‘In elk geval is het wonderlijk, die plaats van de gemeente.’

Het is ook bijna niet te bevatten, dat wij zo’n boodschap aan die
hemelingen zullen kunnen brengen. Ons domein is in de hemelen
zegt Filippenzen 3:20 ons. We zijn gewone mensen, en kennen een
ongewone God. De Vader van onze Heer Jezus Christus. Wat een
groot God is dat, die liefde is en door het kwaad, de zonde en duis-
ternis heen Zijn doel bereikt.

‘En in dat hele plan vervult de gemeente een centrale rol.’

Ja, hoe is het mogelijk. Dat wij daarvoor uitgekozen zijn van voor
de neerwerping van de wereld. God zag ons toen al in Christus.
In de Geliefde waren wij uiterst begenadigd. En nog steeds. Geen
filosofie die daar tegenop kan. Hij, Christus, is onze filosofie. Hij
is het, die ons Hoofd is. En Hij heeft ons lief.

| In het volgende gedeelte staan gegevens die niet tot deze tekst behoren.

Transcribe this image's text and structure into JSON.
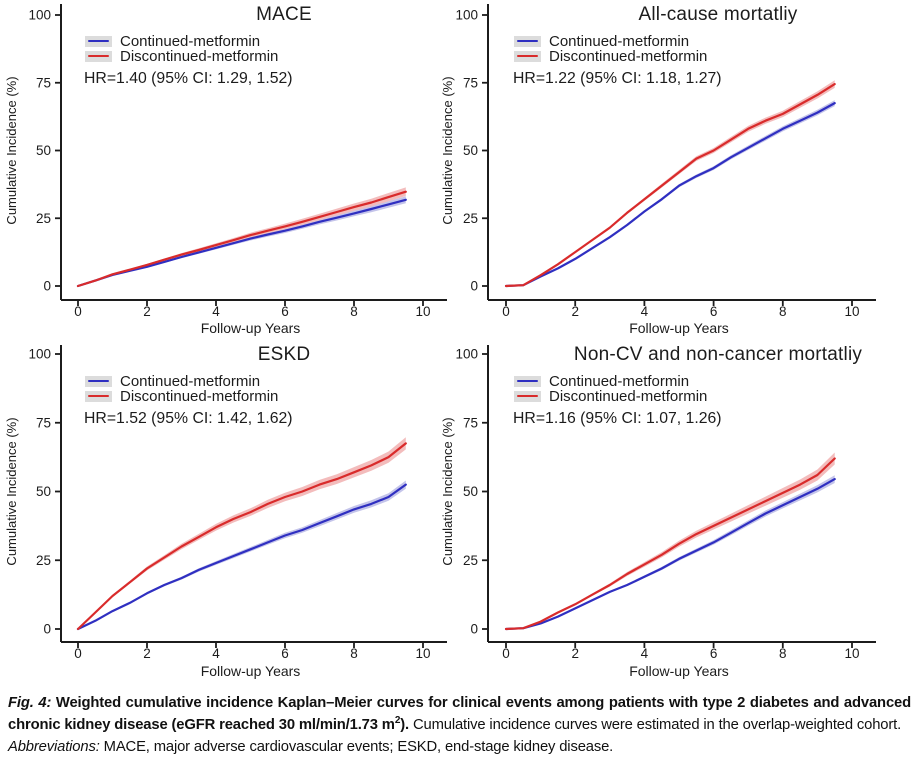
{
  "colors": {
    "ink": "#1c1c1c",
    "continued_line": "#2f2fc1",
    "discontinued_line": "#d92b2b",
    "continued_band": "#c4c4ea",
    "discontinued_band": "#f3bcbc",
    "legend_key_bg": "#dcdcdc",
    "background": "#ffffff"
  },
  "chart_data": [
    {
      "type": "line",
      "title": "MACE",
      "xlabel": "Follow-up Years",
      "ylabel": "Cumulative Incidence (%)",
      "xlim": [
        0,
        10
      ],
      "ylim": [
        0,
        100
      ],
      "xticks": [
        0,
        2,
        4,
        6,
        8,
        10
      ],
      "yticks": [
        0,
        25,
        50,
        75,
        100
      ],
      "grid": false,
      "legend_position": "top-left-inside",
      "hr_label": "HR=1.40 (95% CI: 1.29, 1.52)",
      "series": [
        {
          "name": "Continued-metformin",
          "color": "#2f2fc1",
          "band_color": "#c4c4ea",
          "ci_halfwidth_end": 1.3,
          "x": [
            0,
            0.5,
            1,
            1.5,
            2,
            2.5,
            3,
            3.5,
            4,
            4.5,
            5,
            5.5,
            6,
            6.5,
            7,
            7.5,
            8,
            8.5,
            9,
            9.5
          ],
          "y": [
            0,
            2,
            4.1,
            5.6,
            7.1,
            8.9,
            10.7,
            12.4,
            14.1,
            15.8,
            17.5,
            19,
            20.4,
            22,
            23.7,
            25.2,
            26.8,
            28.4,
            30.1,
            31.8
          ]
        },
        {
          "name": "Discontinued-metformin",
          "color": "#d92b2b",
          "band_color": "#f3bcbc",
          "ci_halfwidth_end": 1.6,
          "x": [
            0,
            0.5,
            1,
            1.5,
            2,
            2.5,
            3,
            3.5,
            4,
            4.5,
            5,
            5.5,
            6,
            6.5,
            7,
            7.5,
            8,
            8.5,
            9,
            9.5
          ],
          "y": [
            0,
            2,
            4.3,
            6,
            7.8,
            9.7,
            11.6,
            13.3,
            15.1,
            16.9,
            18.8,
            20.4,
            22,
            23.7,
            25.5,
            27.3,
            29.1,
            30.8,
            32.8,
            34.8
          ]
        }
      ]
    },
    {
      "type": "line",
      "title": "All-cause mortatliy",
      "xlabel": "Follow-up Years",
      "ylabel": "Cumulative Incidence (%)",
      "xlim": [
        0,
        10
      ],
      "ylim": [
        0,
        100
      ],
      "xticks": [
        0,
        2,
        4,
        6,
        8,
        10
      ],
      "yticks": [
        0,
        25,
        50,
        75,
        100
      ],
      "grid": false,
      "legend_position": "top-left-inside",
      "hr_label": "HR=1.22 (95% CI: 1.18, 1.27)",
      "series": [
        {
          "name": "Continued-metformin",
          "color": "#2f2fc1",
          "band_color": "#c4c4ea",
          "ci_halfwidth_end": 1.1,
          "x": [
            0,
            0.5,
            1,
            1.5,
            2,
            2.5,
            3,
            3.5,
            4,
            4.5,
            5,
            5.5,
            6,
            6.5,
            7,
            7.5,
            8,
            8.5,
            9,
            9.5
          ],
          "y": [
            0,
            0.3,
            3.5,
            6.5,
            10,
            14,
            18,
            22.5,
            27.5,
            32,
            37,
            40.5,
            43.5,
            47.5,
            51,
            54.5,
            58,
            61,
            64,
            67.5
          ]
        },
        {
          "name": "Discontinued-metformin",
          "color": "#d92b2b",
          "band_color": "#f3bcbc",
          "ci_halfwidth_end": 1.4,
          "x": [
            0,
            0.5,
            1,
            1.5,
            2,
            2.5,
            3,
            3.5,
            4,
            4.5,
            5,
            5.5,
            6,
            6.5,
            7,
            7.5,
            8,
            8.5,
            9,
            9.5
          ],
          "y": [
            0,
            0.3,
            4,
            8,
            12.5,
            17,
            21.5,
            27,
            32,
            37,
            42,
            47,
            50,
            54,
            58,
            61,
            63.5,
            67,
            70.5,
            74.5
          ]
        }
      ]
    },
    {
      "type": "line",
      "title": "ESKD",
      "xlabel": "Follow-up Years",
      "ylabel": "Cumulative Incidence (%)",
      "xlim": [
        0,
        10
      ],
      "ylim": [
        0,
        100
      ],
      "xticks": [
        0,
        2,
        4,
        6,
        8,
        10
      ],
      "yticks": [
        0,
        25,
        50,
        75,
        100
      ],
      "grid": false,
      "legend_position": "top-left-inside",
      "hr_label": "HR=1.52 (95% CI: 1.42, 1.62)",
      "series": [
        {
          "name": "Continued-metformin",
          "color": "#2f2fc1",
          "band_color": "#c4c4ea",
          "ci_halfwidth_end": 1.5,
          "x": [
            0,
            0.5,
            1,
            1.5,
            2,
            2.5,
            3,
            3.5,
            4,
            4.5,
            5,
            5.5,
            6,
            6.5,
            7,
            7.5,
            8,
            8.5,
            9,
            9.5
          ],
          "y": [
            0,
            3,
            6.5,
            9.5,
            13,
            16,
            18.5,
            21.5,
            24,
            26.5,
            29,
            31.5,
            34,
            36,
            38.5,
            41,
            43.5,
            45.5,
            48,
            52.5
          ]
        },
        {
          "name": "Discontinued-metformin",
          "color": "#d92b2b",
          "band_color": "#f3bcbc",
          "ci_halfwidth_end": 2.2,
          "x": [
            0,
            0.5,
            1,
            1.5,
            2,
            2.5,
            3,
            3.5,
            4,
            4.5,
            5,
            5.5,
            6,
            6.5,
            7,
            7.5,
            8,
            8.5,
            9,
            9.5
          ],
          "y": [
            0,
            6,
            12,
            17,
            22,
            26,
            30,
            33.5,
            37,
            40,
            42.5,
            45.5,
            48,
            50,
            52.5,
            54.5,
            57,
            59.5,
            62.5,
            67.5
          ]
        }
      ]
    },
    {
      "type": "line",
      "title": "Non-CV and non-cancer mortatliy",
      "xlabel": "Follow-up Years",
      "ylabel": "Cumulative Incidence (%)",
      "xlim": [
        0,
        10
      ],
      "ylim": [
        0,
        100
      ],
      "xticks": [
        0,
        2,
        4,
        6,
        8,
        10
      ],
      "yticks": [
        0,
        25,
        50,
        75,
        100
      ],
      "grid": false,
      "legend_position": "top-left-inside",
      "hr_label": "HR=1.16 (95% CI: 1.07, 1.26)",
      "series": [
        {
          "name": "Continued-metformin",
          "color": "#2f2fc1",
          "band_color": "#c4c4ea",
          "ci_halfwidth_end": 1.4,
          "x": [
            0,
            0.5,
            1,
            1.5,
            2,
            2.5,
            3,
            3.5,
            4,
            4.5,
            5,
            5.5,
            6,
            6.5,
            7,
            7.5,
            8,
            8.5,
            9,
            9.5
          ],
          "y": [
            0,
            0.3,
            2,
            4.5,
            7.5,
            10.5,
            13.5,
            16,
            19,
            22,
            25.5,
            28.5,
            31.5,
            35,
            38.5,
            42,
            45,
            48,
            51,
            54.5
          ]
        },
        {
          "name": "Discontinued-metformin",
          "color": "#d92b2b",
          "band_color": "#f3bcbc",
          "ci_halfwidth_end": 2.2,
          "x": [
            0,
            0.5,
            1,
            1.5,
            2,
            2.5,
            3,
            3.5,
            4,
            4.5,
            5,
            5.5,
            6,
            6.5,
            7,
            7.5,
            8,
            8.5,
            9,
            9.5
          ],
          "y": [
            0,
            0.3,
            2.7,
            6,
            9,
            12.5,
            16,
            20,
            23.5,
            27,
            31,
            34.5,
            37.5,
            40.5,
            43.5,
            46.5,
            49.5,
            52.5,
            56,
            62
          ]
        }
      ]
    }
  ],
  "caption": {
    "fig_label": "Fig. 4:",
    "bold_text": "Weighted cumulative incidence Kaplan–Meier curves for clinical events among patients with type 2 diabetes and advanced chronic kidney disease (eGFR reached 30 ml/min/1.73 m",
    "superscript": "2",
    "bold_tail": ").",
    "normal_text": "Cumulative incidence curves were estimated in the overlap-weighted cohort.",
    "abbreviations_label": "Abbreviations:",
    "abbreviations_text": "MACE, major adverse cardiovascular events; ESKD, end-stage kidney disease."
  }
}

‘Tsja, indrukwekkend, die liefde van Christus.’

Die gaat alle kennis te boven. De liefde van Christus dringt ons, ook
straks wanneer we lijfelijk daar zullen zijn. Juist daar zullen we tonen
wat de liefde en genade van Christus betekenen. Alles. Ook voor de
hemelse machten zal dat het zijn, wat hen tot onderschikking aan
en aanbidding van de ene ware God brengt. Want het kwam alles
bij de Vader van de heerlijkheid vandaan. Alles is uiteindelijk uit,
door en tot Hem. Hem zij de heerlijkheid!